I have addressed some of your comments. The second revision is good enough to get the tests to pass - the injectResourceDir change was necessary for the one clang-tidy test that started failing after leaving the -- in. I don't feel familiar enough with clangd specifically to attempt comprehensive fixes there. The clangd issue report specifically mentions -fsyntax-only and -resource-dir as well - so while not comprehensive, the fix may be good for that too.

jnykiel updated this revision to Diff 331605.Mar 18 2021, 10:08 AM

Fixed logic error in injectResourceDir causing a test failure on the build machine.

I have addressed some of your comments. The second revision is good enough to get the tests to pass - the injectResourceDir change was necessary for the one clang-tidy test that started failing after leaving the -- in. I don't feel familiar enough with clangd specifically to attempt comprehensive fixes there. The clangd issue report specifically mentions -fsyntax-only and -resource-dir as well - so while not comprehensive, the fix may be good for that too.

There are a lot more argument adjusters that look at the compile flags and they don't stop at -- though :/ I don't think it is feasible to special case -- in all of those loops and doesn't happen enough in practice (i.e. we see a filename that starts with -resource-dir or -fsyntax-only etc.) to justify a more complex solution.
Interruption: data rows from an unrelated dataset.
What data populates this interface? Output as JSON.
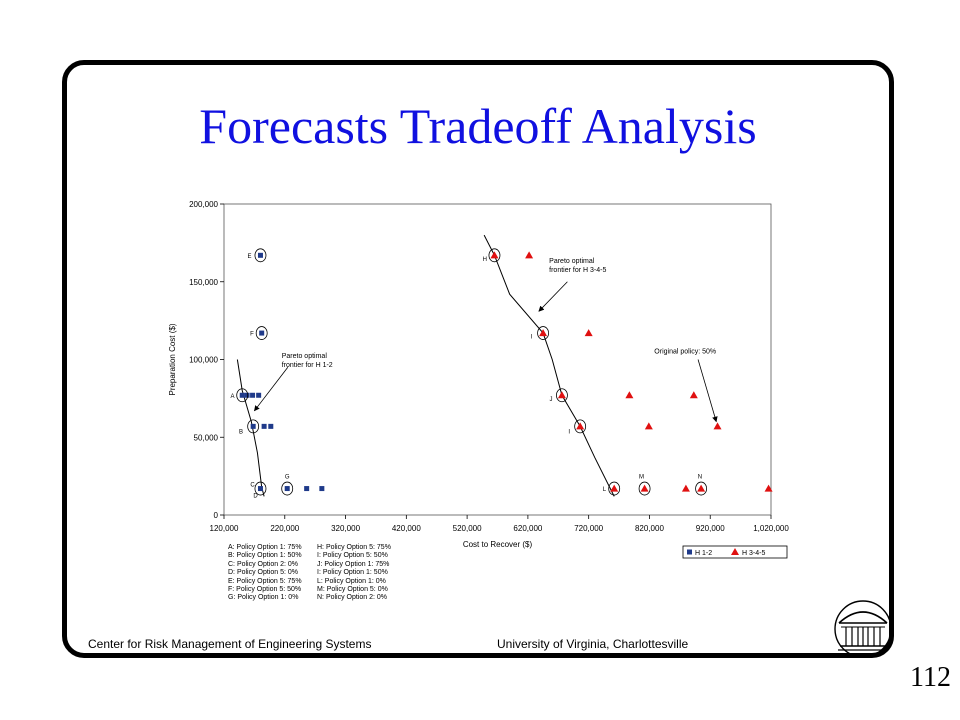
{
  "slide": {
    "title": "Forecasts Tradeoff Analysis",
    "footer_left": "Center for Risk Management of Engineering Systems",
    "footer_right": "University of Virginia, Charlottesville",
    "page_number": "112"
  },
  "colors": {
    "title": "#1010e0",
    "series_h12": "#1f3a8a",
    "series_h345": "#e01010"
  },
  "chart_data": {
    "type": "scatter",
    "xlabel": "Cost to Recover ($)",
    "ylabel": "Preparation Cost ($)",
    "xlim": [
      120000,
      1020000
    ],
    "ylim": [
      0,
      200000
    ],
    "xticks": [
      120000,
      220000,
      320000,
      420000,
      520000,
      620000,
      720000,
      820000,
      920000,
      1020000
    ],
    "xtick_labels": [
      "120,000",
      "220,000",
      "320,000",
      "420,000",
      "520,000",
      "620,000",
      "720,000",
      "820,000",
      "920,000",
      "1,020,000"
    ],
    "yticks": [
      0,
      50000,
      100000,
      150000,
      200000
    ],
    "ytick_labels": [
      "0",
      "50,000",
      "100,000",
      "150,000",
      "200,000"
    ],
    "grid": false,
    "legend_position": "bottom-right",
    "series": [
      {
        "name": "H 1-2",
        "marker": "square",
        "color": "#1f3a8a",
        "points": [
          {
            "x": 150000,
            "y": 77000
          },
          {
            "x": 158000,
            "y": 77000
          },
          {
            "x": 167000,
            "y": 77000
          },
          {
            "x": 177000,
            "y": 77000
          },
          {
            "x": 168000,
            "y": 57000
          },
          {
            "x": 186000,
            "y": 57000
          },
          {
            "x": 197000,
            "y": 57000
          },
          {
            "x": 180000,
            "y": 17000
          },
          {
            "x": 224000,
            "y": 17000
          },
          {
            "x": 256000,
            "y": 17000
          },
          {
            "x": 281000,
            "y": 17000
          },
          {
            "x": 180000,
            "y": 167000
          },
          {
            "x": 182000,
            "y": 117000
          }
        ]
      },
      {
        "name": "H 3-4-5",
        "marker": "triangle",
        "color": "#e01010",
        "points": [
          {
            "x": 565000,
            "y": 167000
          },
          {
            "x": 622000,
            "y": 167000
          },
          {
            "x": 645000,
            "y": 117000
          },
          {
            "x": 720000,
            "y": 117000
          },
          {
            "x": 676000,
            "y": 77000
          },
          {
            "x": 787000,
            "y": 77000
          },
          {
            "x": 893000,
            "y": 77000
          },
          {
            "x": 706000,
            "y": 57000
          },
          {
            "x": 819000,
            "y": 57000
          },
          {
            "x": 932000,
            "y": 57000
          },
          {
            "x": 762000,
            "y": 17000
          },
          {
            "x": 812000,
            "y": 17000
          },
          {
            "x": 880000,
            "y": 17000
          },
          {
            "x": 905000,
            "y": 17000
          },
          {
            "x": 1016000,
            "y": 17000
          }
        ]
      }
    ],
    "circled_points": [
      {
        "x": 150000,
        "y": 77000
      },
      {
        "x": 168000,
        "y": 57000
      },
      {
        "x": 180000,
        "y": 17000
      },
      {
        "x": 224000,
        "y": 17000
      },
      {
        "x": 180000,
        "y": 167000
      },
      {
        "x": 182000,
        "y": 117000
      },
      {
        "x": 565000,
        "y": 167000
      },
      {
        "x": 645000,
        "y": 117000
      },
      {
        "x": 676000,
        "y": 77000
      },
      {
        "x": 706000,
        "y": 57000
      },
      {
        "x": 762000,
        "y": 17000
      },
      {
        "x": 812000,
        "y": 17000
      },
      {
        "x": 905000,
        "y": 17000
      }
    ],
    "point_labels": [
      {
        "text": "E",
        "x": 162000,
        "y": 167000
      },
      {
        "text": "F",
        "x": 166000,
        "y": 117000
      },
      {
        "text": "A",
        "x": 134000,
        "y": 77000
      },
      {
        "text": "B",
        "x": 148000,
        "y": 54000
      },
      {
        "text": "C",
        "x": 167000,
        "y": 20000
      },
      {
        "text": "D",
        "x": 172000,
        "y": 13000
      },
      {
        "text": "G",
        "x": 224000,
        "y": 25000
      },
      {
        "text": "H",
        "x": 549000,
        "y": 165000
      },
      {
        "text": "I",
        "x": 626000,
        "y": 115000
      },
      {
        "text": "J",
        "x": 658000,
        "y": 75000
      },
      {
        "text": "I",
        "x": 688000,
        "y": 54000
      },
      {
        "text": "L",
        "x": 746000,
        "y": 17000
      },
      {
        "text": "M",
        "x": 807000,
        "y": 25000
      },
      {
        "text": "N",
        "x": 903000,
        "y": 25000
      }
    ],
    "frontier_h12": [
      {
        "x": 142000,
        "y": 100000
      },
      {
        "x": 150000,
        "y": 80000
      },
      {
        "x": 165000,
        "y": 60000
      },
      {
        "x": 175000,
        "y": 40000
      },
      {
        "x": 182000,
        "y": 18000
      },
      {
        "x": 186000,
        "y": 12000
      }
    ],
    "frontier_h345": [
      {
        "x": 548000,
        "y": 180000
      },
      {
        "x": 565000,
        "y": 167000
      },
      {
        "x": 590000,
        "y": 142000
      },
      {
        "x": 645000,
        "y": 117000
      },
      {
        "x": 660000,
        "y": 100000
      },
      {
        "x": 676000,
        "y": 77000
      },
      {
        "x": 706000,
        "y": 57000
      },
      {
        "x": 730000,
        "y": 37000
      },
      {
        "x": 762000,
        "y": 12000
      }
    ],
    "annotations": [
      {
        "lines": [
          "Pareto optimal",
          "frontier for H 3-4-5"
        ],
        "x": 655000,
        "y": 162000,
        "arrow_from": {
          "x": 685000,
          "y": 150000
        },
        "arrow_to": {
          "x": 638000,
          "y": 131000
        }
      },
      {
        "lines": [
          "Pareto optimal",
          "frontier for H 1-2"
        ],
        "x": 215000,
        "y": 101000,
        "arrow_from": {
          "x": 225000,
          "y": 95000
        },
        "arrow_to": {
          "x": 170000,
          "y": 67000
        }
      },
      {
        "lines": [
          "Original policy: 50%"
        ],
        "x": 828000,
        "y": 104000,
        "arrow_from": {
          "x": 900000,
          "y": 100000
        },
        "arrow_to": {
          "x": 930000,
          "y": 60000
        }
      }
    ],
    "policy_legend": {
      "col1": [
        "A: Policy Option 1: 75%",
        "B: Policy Option 1: 50%",
        "C: Policy Option 2: 0%",
        "D: Policy Option 5: 0%",
        "E: Policy Option 5: 75%",
        "F: Policy Option 5: 50%",
        "G: Policy Option 1: 0%"
      ],
      "col2": [
        "H: Policy Option 5: 75%",
        "I: Policy Option 5: 50%",
        "J: Policy Option 1: 75%",
        "I: Policy Option 1: 50%",
        "L: Policy Option 1: 0%",
        "M: Policy Option 5: 0%",
        "N: Policy Option 2: 0%"
      ]
    }
  }
}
So as mentioned in the comments let's ignore these for now.

clang/lib/Tooling/ArgumentsAdjusters.cpp
47

we should perform this either in all or none. thinking about this again, there are a lot more things that can go wrong but they happen pretty rarely so let's just drop this change and replace the push_back below with getInsertArgumentAdjuster("-fsyntax-only")(AdjustedArgs, "");

copying over args once more isn't crucial here as this happen only once before parsing a translation unit, which by far dominates the latency.

clang/lib/Tooling/InterpolatingCompilationDatabase.cpp
243

the condition should be a function of the Filename, not the compile flag we are using. as the original command might not contain the -- but the filename might still be starting with a - or / here, right?

So i'd suggest Filename.startswith("-") || (ClangCLMode && Filename.startswith("/"))

clang/lib/Tooling/Tooling.cpp
439

similar to comment above, let's just ignore this.

445

nit:

Args = getInsertArgumentAdjuster(("-resource-dir=" + CompilerInvocation::GetResourcesPath(Argv0, MainAddr)).c_str())(Args, "");

There's an overload of getInsertArgumentAdjuster that takes in a const char*

jnykiel updated this revision to Diff 331884.Mar 19 2021, 8:23 AM
jnykiel edited the summary of this revision. (Show Details)

I've addressed your comments (I agree with them, essentially). After implementing the insertion of '--' for problematic file names, I had to modify some interpolation unit tests to get them to consistently pass on both Windows and Unix-like systems - I made it possible to match against a relative 'non-native' path in a test, as the absolute paths in this unit test fixture always start with a drive letter on Windows, thus making it impossible to test the '-' cases there, and always start with a '/' on Unix-like systems, making the expected string different when run on Windows or Unix-like.

kadircet accepted this revision.Mar 22 2021, 1:18 AM

thanks, lgtm!

one final nit: getInsertArgumentAdjuster defaults the position to ArgumentInsertPosition::END when there's a single argument to insert. so you can drop those.

This revision is now accepted and ready to land.Mar 22 2021, 1:18 AM

(also please let me know if I should land this for you, preferably with an email address to attribute the commit to)

jnykiel updated this revision to Diff 332268.Mar 22 2021, 6:26 AM

Thanks. About committing/attribution, I'm not sure how it's supposed to work - I've asked a co-worker (@aganea) to commit this, but if he can't do it, please do it instead. I'm Janusz Nykiel, email address janusz.nykiel at ubisoft.com

SG, will wait for Alexandre to land this then!